Many Arabs were still convinced that their prime enemies are the U.S. and Britain--along with Israel. Al Ahram, Nasser's favorite newspaper, charged that the CIA goaded Israel to attack, and that just before the war the Pentagon shipped Israel 450 warplanes, 400 tanks and 1,000 pilots and navigators. Throughout the Islamic world, Moslem mullahs proclaimed American and British products unholy. Libyan mobs destroyed liquor stores as symbols of Anglo-American "imperialism," and King Idris demanded that the U.S. abandon its Wheelus Air Force Base. Egypt and Syria closed their ports to U.S. and British ships; Sudanese and Iraqi dock workers refused to unload them.

Money Talks. Arab leaders figure that they can wield three economic weapons against the West. Each one, however, has a flaw.

The first is the Suez Canal, now blocked at both ends by scuttled Egyptian ships. Though Cairo says that they will not be removed until the Israelis retreat, the fact is that the Egyptians need the earnings of the canal ($250 million a year) as much as other nations need the passageway. Egypt's economy is a shambles, and the war has gravely worsened it. The nation has a foreign debt of more than $1 billion, an annual trade deficit of $500 million, and more than half of its cotton crop--its principal export--is mortgaged to Communist-bloc nations to pay for past shipments of military hardware. Food is becoming increasingly scarce. The government long ago decreed three meatless days a week, has told Egyptians to eat macaroni instead of their beloved rice, and now faces the prospect of a macaroni shortage unless it can find a way to import vast quantities of wheat.

The second weapon is money.

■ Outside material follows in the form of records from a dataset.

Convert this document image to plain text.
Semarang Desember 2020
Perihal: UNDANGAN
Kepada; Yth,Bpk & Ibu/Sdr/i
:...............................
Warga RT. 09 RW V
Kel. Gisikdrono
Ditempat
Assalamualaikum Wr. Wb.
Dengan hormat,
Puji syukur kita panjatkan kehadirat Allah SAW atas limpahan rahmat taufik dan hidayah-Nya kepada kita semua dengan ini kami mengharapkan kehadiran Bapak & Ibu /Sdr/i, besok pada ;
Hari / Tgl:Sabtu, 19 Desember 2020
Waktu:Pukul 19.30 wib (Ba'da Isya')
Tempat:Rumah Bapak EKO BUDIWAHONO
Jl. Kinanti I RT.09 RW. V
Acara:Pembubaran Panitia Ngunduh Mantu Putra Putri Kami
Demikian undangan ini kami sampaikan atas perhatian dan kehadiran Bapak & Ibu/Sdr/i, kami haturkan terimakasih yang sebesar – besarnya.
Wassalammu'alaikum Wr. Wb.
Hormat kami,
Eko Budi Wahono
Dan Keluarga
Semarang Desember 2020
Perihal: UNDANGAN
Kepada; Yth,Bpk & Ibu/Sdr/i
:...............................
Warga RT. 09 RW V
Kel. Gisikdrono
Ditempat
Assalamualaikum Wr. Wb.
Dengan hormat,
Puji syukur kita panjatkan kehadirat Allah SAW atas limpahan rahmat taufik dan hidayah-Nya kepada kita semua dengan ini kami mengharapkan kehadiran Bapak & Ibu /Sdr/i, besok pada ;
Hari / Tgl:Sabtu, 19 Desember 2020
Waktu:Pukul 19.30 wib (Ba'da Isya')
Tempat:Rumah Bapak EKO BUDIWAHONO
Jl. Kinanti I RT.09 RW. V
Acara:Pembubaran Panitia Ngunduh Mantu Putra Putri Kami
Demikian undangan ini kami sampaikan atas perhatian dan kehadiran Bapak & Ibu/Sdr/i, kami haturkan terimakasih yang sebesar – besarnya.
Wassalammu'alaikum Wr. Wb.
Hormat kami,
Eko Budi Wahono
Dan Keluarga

Croesus-rich Kuwait alone has nearly $3 billion deposited in British banks, figures that by withdrawing that much, it could topple the pound sterling. Even if the Kuwaitis switched their accounts to Swiss banks (at lower interest rates), the Swiss would simply deposit most of the money in London's City, which alone is equipped to handle the Arab world's huge deposits.

The third weapon is oil. The Arabs refuse to ship any of their crude to the U.S. or Britain. Is that a real problem? The U.S. gets only 3% of its oil from Arab lands, could easily make that up by pumping more from its underused Texas wells. And the Arabs' friend, Russia, has already offered to sell Britain as much oil as it needs. The threat of nationalization of U.S. and British oil properties also seemed hollow. Though Algeria confiscated 13 U.S. oil companies last week, U.S. oilmen were still operating fairly freely in Egypt. In Saudi Arabia, the U.S.-dominated Aramco oil company resumed drilling.

Secret Talks. Some Arab moderates have already disclaimed the charge of U.S. involvement in the war, are anxious to maintain their ties to Washington. Tunisia's Habib Bourguiba is encouraging stranded tourists to visit his country. Even in Egypt, Foreign Office officials called in several Western European ambassadors last week, secretly asked them how Nasser could mend his relations with Washington without losing face. For all of Nasser's pro-Soviet posturing, the Communist Party is still outlawed in Egypt, and he does not want to plunge irrevocably into the Russian camp.

The Russians are also disenchanted with the Arabs. In one Middle Eastern capital after another, Russian diplomats were advising Moscow against wasting more MIGs or money on the Arabs. Just before the war started, high-level Soviet officers visited Egyptian positions and were horrified to find that tanks were placed too far forward, artillery was improperly positioned, and warplanes were lined up like sitting ducks. The Soviets reported all this in detail to the Egyptians, who chose to ignore the warning.

With or without Russian aid, however, all Arab nations intend to pursue the battle against Israel. Almost without exception, their leaders reject Israeli peace terms, swear that they will neither negotiate with the Israelis nor recognize their existence. Last week, in the face of devastating defeat, the Arabs were quoting to each other an old saying by Mao Tse-tung: "Fight, fail, fight again, fail again, but fight on to final victory."